Selang waktu berlalu dan sampailah mereka pada hari dimana Pak Ali akan boyongan menuju rumah barunya yang sebenarnya adalah rumah lama Pak Ali sendiri. Rencananya, rumah nenek yang di Manukan akan disulap menjadi depot bakso dan menjadi barometer bagi ke 4 cabang lainnya. Itu juga setelah melalui persetujuan paman mereka, Om Hasan yang tinggal di Jakarta. Bagaimanapun juga Om Hasan adalah pewaris lainnya atas rumah nenek selain Pak Ali.

“Ga nyangka yo nduk, kita bisa kumpul lagi bertiga di rumah kenangan ini..”, Ucap Pak Ali sambil menata pakaiannya di salah satu kamar.

“Injih Pak, ini salah satu doaku saget (bisa) kumpul lagi dengan bapak dan Ndut di rumah ini”, sambut Najar ceria. Najar masih tetap memanggil Hajar dengan panggilan Ndut. Pqnggilan kesayangan untuk adik semata wayangnya.

“Iyo mbak.. aku seneng banget tauu.. biasae aku klutak-klutek sendiri di rumah sebesar ini”, imbuh Hajar tak kalah ceria.

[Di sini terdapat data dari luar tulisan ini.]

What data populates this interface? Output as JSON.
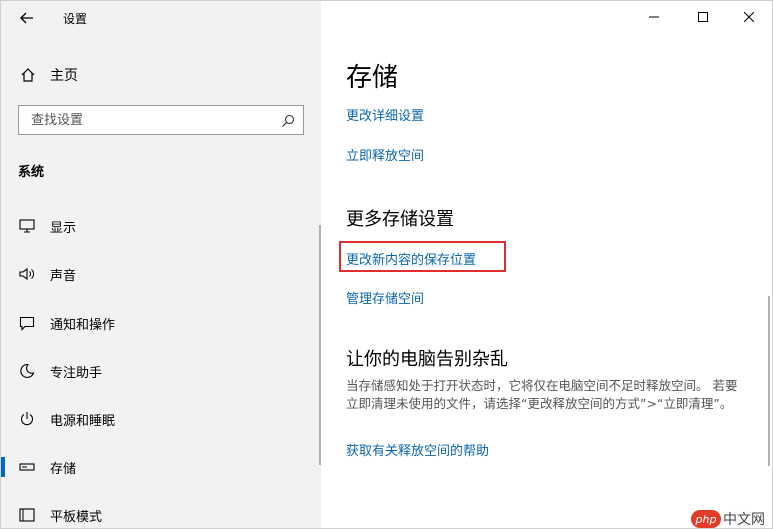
{
  "titlebar": {
    "title": "设置"
  },
  "sidebar": {
    "home_label": "主页",
    "search_placeholder": "查找设置",
    "section": "系统",
    "items": [
      {
        "label": "显示",
        "icon": "display-icon"
      },
      {
        "label": "声音",
        "icon": "speaker-icon"
      },
      {
        "label": "通知和操作",
        "icon": "notification-icon"
      },
      {
        "label": "专注助手",
        "icon": "moon-icon"
      },
      {
        "label": "电源和睡眠",
        "icon": "power-icon"
      },
      {
        "label": "存储",
        "icon": "storage-icon",
        "selected": true
      },
      {
        "label": "平板模式",
        "icon": "tablet-icon"
      }
    ]
  },
  "main": {
    "title": "存储",
    "links_top": [
      "更改详细设置",
      "立即释放空间"
    ],
    "more_heading": "更多存储设置",
    "more_links": [
      "更改新内容的保存位置",
      "管理存储空间"
    ],
    "tidy_heading": "让你的电脑告别杂乱",
    "tidy_desc": "当存储感知处于打开状态时，它将仅在电脑空间不足时释放空间。 若要立即清理未使用的文件，请选择“更改释放空间的方式”>“立即清理”。",
    "help_link": "获取有关释放空间的帮助"
  },
  "colors": {
    "accent": "#0067c0",
    "link": "#0b66ae",
    "highlight": "#e02d2d"
  },
  "watermark": {
    "badge": "php",
    "text": "中文网"
  }
}
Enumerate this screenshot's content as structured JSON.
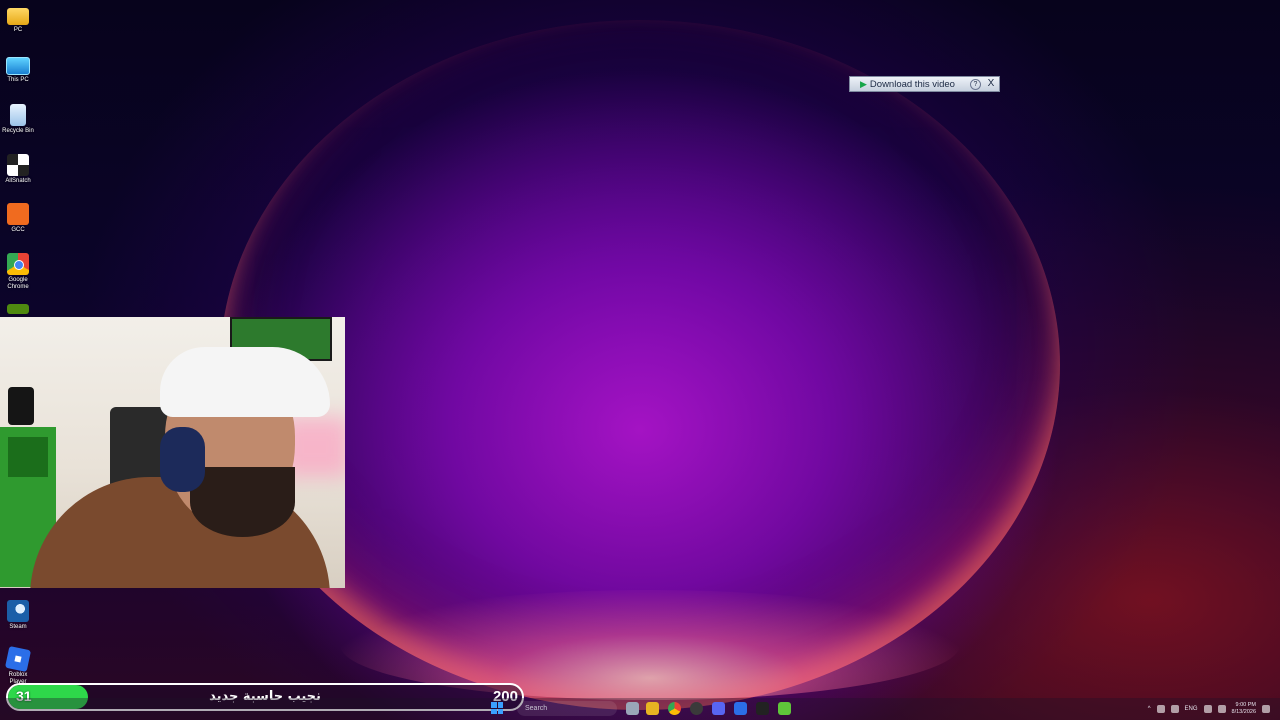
{
  "desktop": {
    "icons": [
      {
        "label": "PC",
        "icon": "folder-icon"
      },
      {
        "label": "This PC",
        "icon": "monitor-icon"
      },
      {
        "label": "Recycle Bin",
        "icon": "recycle-bin-icon"
      },
      {
        "label": "AllSnatch",
        "icon": "allsnatch-icon"
      },
      {
        "label": "GCC",
        "icon": "gcc-icon"
      },
      {
        "label": "Google Chrome",
        "icon": "chrome-icon"
      },
      {
        "label": "",
        "icon": "nvidia-icon"
      },
      {
        "label": "Steam",
        "icon": "steam-icon"
      },
      {
        "label": "Roblox Player",
        "icon": "roblox-icon"
      }
    ]
  },
  "download_bar": {
    "label": "Download this video",
    "help": "?",
    "close": "X"
  },
  "progress": {
    "current": "31",
    "title": "نجيب حاسبة جديد",
    "goal": "200",
    "fraction": 0.155,
    "fill_color": "#2ed84a"
  },
  "taskbar": {
    "search_placeholder": "Search",
    "tray_language": "ENG",
    "clock_time": "9:00 PM",
    "clock_date": "8/13/2026"
  }
}
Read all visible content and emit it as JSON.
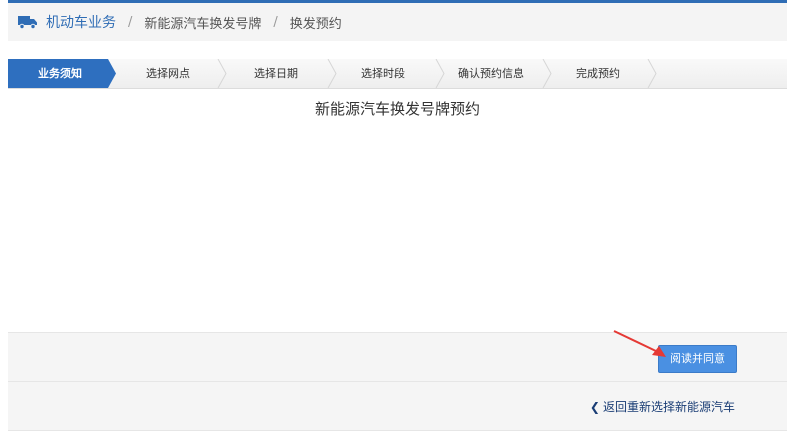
{
  "breadcrumb": {
    "root": "机动车业务",
    "level2": "新能源汽车换发号牌",
    "level3": "换发预约",
    "separator": "/"
  },
  "steps": [
    {
      "label": "业务须知",
      "active": true
    },
    {
      "label": "选择网点",
      "active": false
    },
    {
      "label": "选择日期",
      "active": false
    },
    {
      "label": "选择时段",
      "active": false
    },
    {
      "label": "确认预约信息",
      "active": false
    },
    {
      "label": "完成预约",
      "active": false
    }
  ],
  "main": {
    "title": "新能源汽车换发号牌预约"
  },
  "actions": {
    "agree_label": "阅读并同意",
    "back_label": "返回重新选择新能源汽车"
  },
  "colors": {
    "accent": "#2f6db5",
    "step_active": "#2e6fbf",
    "button": "#4a90e2",
    "arrow": "#e53935"
  }
}
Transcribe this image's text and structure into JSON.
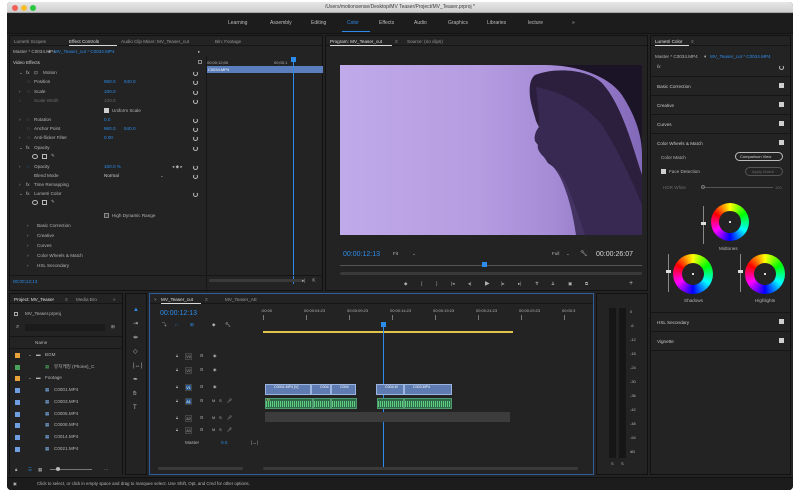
{
  "window": {
    "title": "/Users/motionsense/Desktop/MV Teaser/Project/MV_Teaser.prproj *"
  },
  "workspaces": {
    "items": [
      "Learning",
      "Assembly",
      "Editing",
      "Color",
      "Effects",
      "Audio",
      "Graphics",
      "Libraries",
      "lecture"
    ],
    "active": "Color",
    "more": "»"
  },
  "source_panel": {
    "tabs": [
      "Lumetri Scopes",
      "Effect Controls",
      "Audio Clip Mixer: MV_Teaser_cut",
      "Bin: Footage"
    ],
    "master": "Master * C0034.MP4",
    "clip": "MV_Teaser_cut * C0034.MP4",
    "ruler_start": "00;00;12;00",
    "ruler_end": "00;00;1",
    "clip_bar": "C0034.MP4",
    "video_effects": "Video Effects",
    "motion": "Motion",
    "position": {
      "label": "Position",
      "x": "960.0",
      "y": "540.0"
    },
    "scale": {
      "label": "Scale",
      "value": "100.0"
    },
    "scale_width": {
      "label": "Scale Width",
      "value": "100.0"
    },
    "uniform_scale": "Uniform Scale",
    "rotation": {
      "label": "Rotation",
      "value": "0.0"
    },
    "anchor": {
      "label": "Anchor Point",
      "x": "960.0",
      "y": "540.0"
    },
    "antiflicker": {
      "label": "Anti-flicker Filter",
      "value": "0.00"
    },
    "opacity": "Opacity",
    "opacity_row": {
      "label": "Opacity",
      "value": "100.0 %"
    },
    "blend_mode": {
      "label": "Blend Mode",
      "value": "Normal"
    },
    "time_remapping": "Time Remapping",
    "lumetri": "Lumetri Color",
    "hdr": "High Dynamic Range",
    "sections": [
      "Basic Correction",
      "Creative",
      "Curves",
      "Color Wheels & Match",
      "HSL Secondary"
    ],
    "timecode": "00;00;12;13"
  },
  "program_monitor": {
    "tabs": [
      "Program: MV_Teaser_cut",
      "Source: (no clips)"
    ],
    "timecode": "00:00:12:13",
    "fit": "Fit",
    "quality": "Full",
    "duration": "00:00:26:07"
  },
  "lumetri_panel": {
    "tab": "Lumetri Color",
    "master": "Master * C0034.MP4",
    "clip": "MV_Teaser_cut * C0034.MP4",
    "fx": "fx",
    "sections": [
      "Basic Correction",
      "Creative",
      "Curves",
      "Color Wheels & Match"
    ],
    "color_match": "Color Match",
    "comparison_view": "Comparison View",
    "face_detection": "Face Detection",
    "apply_match": "Apply Match",
    "hdr_white": "HDR White",
    "hdr_value": "100",
    "wheels": [
      "Midtones",
      "Shadows",
      "Highlights"
    ],
    "bottom_sections": [
      "HSL Secondary",
      "Vignette"
    ]
  },
  "project_panel": {
    "tabs": [
      "Project: MV_Teaser",
      "Media Bro"
    ],
    "more": "»",
    "file": "MV_Teaser.prproj",
    "name_header": "Name",
    "items": [
      {
        "name": "BGM",
        "type": "bin",
        "indent": 0,
        "color": "#e8a43a"
      },
      {
        "name": "뮤지케잉 (Phone)_C",
        "type": "audio",
        "indent": 1,
        "color": "#4aa35a"
      },
      {
        "name": "Footage",
        "type": "bin",
        "indent": 0,
        "color": "#e8a43a"
      },
      {
        "name": "C0001.MP4",
        "type": "clip",
        "indent": 1,
        "color": "#6f9fe0"
      },
      {
        "name": "C0003.MP4",
        "type": "clip",
        "indent": 1,
        "color": "#6f9fe0"
      },
      {
        "name": "C0005.MP4",
        "type": "clip",
        "indent": 1,
        "color": "#6f9fe0"
      },
      {
        "name": "C0008.MP4",
        "type": "clip",
        "indent": 1,
        "color": "#6f9fe0"
      },
      {
        "name": "C0014.MP4",
        "type": "clip",
        "indent": 1,
        "color": "#6f9fe0"
      },
      {
        "name": "C0021.MP4",
        "type": "clip",
        "indent": 1,
        "color": "#6f9fe0"
      }
    ]
  },
  "timeline": {
    "tabs": [
      "MV_Teaser_cut",
      "MV_Teaser_AE"
    ],
    "timecode": "00:00:12:13",
    "ruler": [
      ":00:00",
      "00:00:04:23",
      "00:00:09:23",
      "00:00:14:23",
      "00:00:19:23",
      "00:00:24:23",
      "00:00:29:23",
      "00:00:3"
    ],
    "video_tracks": [
      "V3",
      "V2",
      "V1"
    ],
    "audio_tracks": [
      "A1",
      "A2",
      "A3"
    ],
    "audio_buttons": [
      "M",
      "S"
    ],
    "master": "Master",
    "master_value": "0.0",
    "v1_clips": [
      "C0001.MP4 [V]",
      "C004",
      "C004",
      "C004.M",
      "C003.MP4"
    ],
    "a1_label": "fx"
  },
  "meter": {
    "scale": [
      "0",
      "-6",
      "-12",
      "-18",
      "-24",
      "-30",
      "-36",
      "-42",
      "-48",
      "-54",
      "dB"
    ],
    "footer": [
      "S",
      "S"
    ]
  },
  "status_bar": "Click to select, or click in empty space and drag to marquee select. Use Shift, Opt, and Cmd for other options.",
  "colors": {
    "accent": "#2d8ceb",
    "video_clip": "#5e7cb2",
    "audio_clip": "#2e6b4a",
    "workarea": "#e0c34a",
    "program_bg": "#b69ce0"
  }
}
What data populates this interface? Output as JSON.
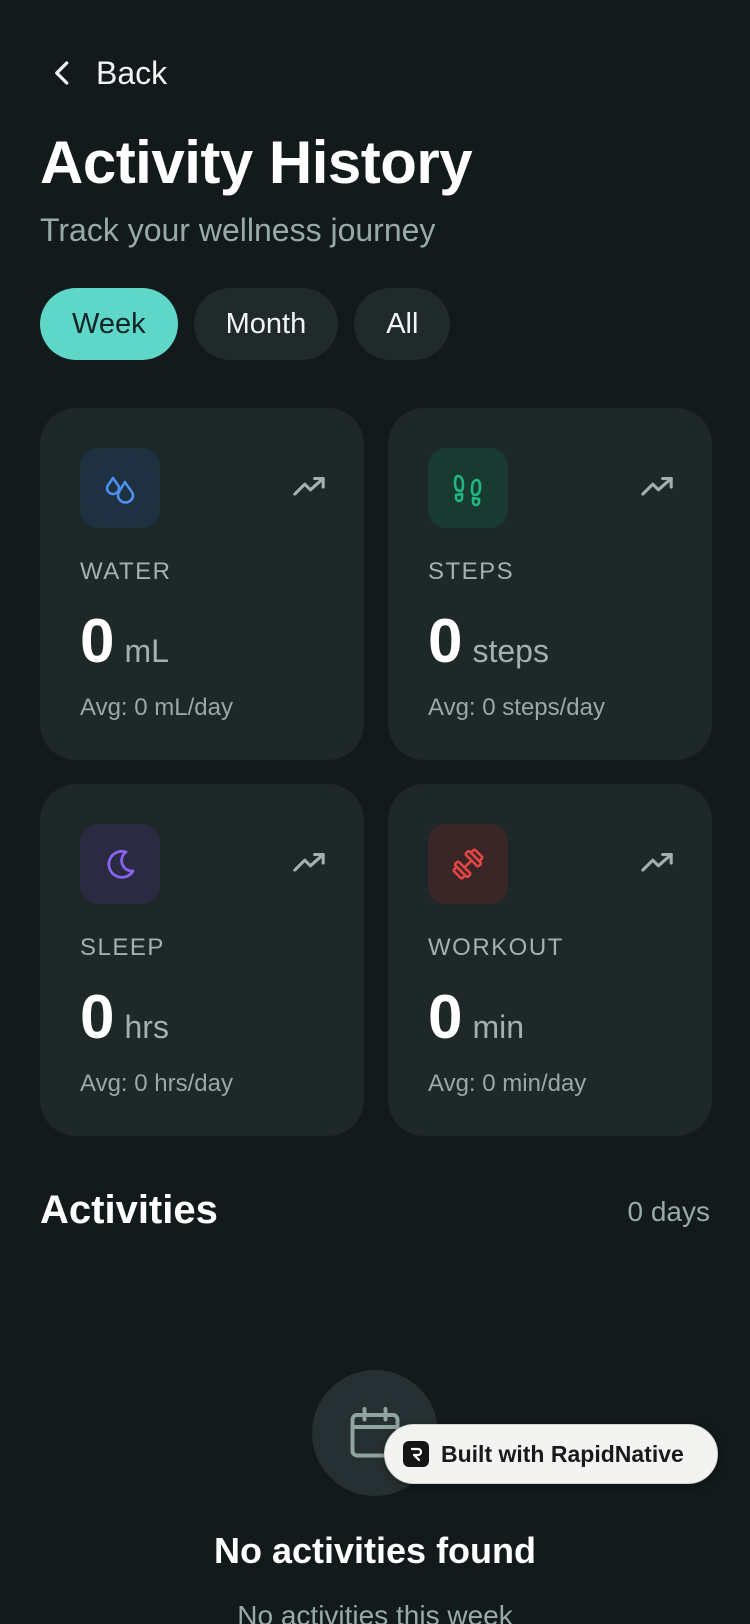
{
  "header": {
    "back_label": "Back",
    "title": "Activity History",
    "subtitle": "Track your wellness journey"
  },
  "filters": {
    "options": [
      "Week",
      "Month",
      "All"
    ],
    "selected": "Week"
  },
  "stats": [
    {
      "icon": "water-drops-icon",
      "label": "WATER",
      "value": "0",
      "unit": "mL",
      "avg": "Avg: 0 mL/day",
      "color": "#4e8ff2",
      "tile": "#1f3040"
    },
    {
      "icon": "footprints-icon",
      "label": "STEPS",
      "value": "0",
      "unit": "steps",
      "avg": "Avg: 0 steps/day",
      "color": "#1fb882",
      "tile": "#193a30"
    },
    {
      "icon": "moon-icon",
      "label": "SLEEP",
      "value": "0",
      "unit": "hrs",
      "avg": "Avg: 0 hrs/day",
      "color": "#8a63f0",
      "tile": "#2a2b42"
    },
    {
      "icon": "dumbbell-icon",
      "label": "WORKOUT",
      "value": "0",
      "unit": "min",
      "avg": "Avg: 0 min/day",
      "color": "#e34545",
      "tile": "#3a2627"
    }
  ],
  "activities": {
    "title": "Activities",
    "count": "0 days",
    "empty_title": "No activities found",
    "empty_subtitle": "No activities this week"
  },
  "badge": {
    "text": "Built with RapidNative"
  },
  "colors": {
    "background": "#121a1b",
    "card": "#1f2829",
    "accent": "#5fd7c8"
  }
}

“Eh nduk, pesenan makanan sudah dipastikan nanti sore datang to?, kacau balau engko yen konco-koncomu nanti malam jagongan (kumpul ngobrol) disini tapi makanannya ga siap”, tanya Pak Ali kepada Hajar memastikan kebutuhan untuk suguhan acara pindahan rumah.

“Sampun (sudah) pak. Kan pesennya semua ke Dana to. Dia yang jadi master chef nya hahaha”, jawab Hajar meyakinkan. Pak Ali pun menghela nafas lega demi mendengar jawaban anak bungsunya.

“Termasuk nasi kotak yang rencananya kita bagikan ke tetangga-tetangga juga sudah disiapkan Dana. Bapak tenang mawon (saja) njih. Urusan makanan sudah dipegang sama ahlinya”, lanjut Hajar lagi.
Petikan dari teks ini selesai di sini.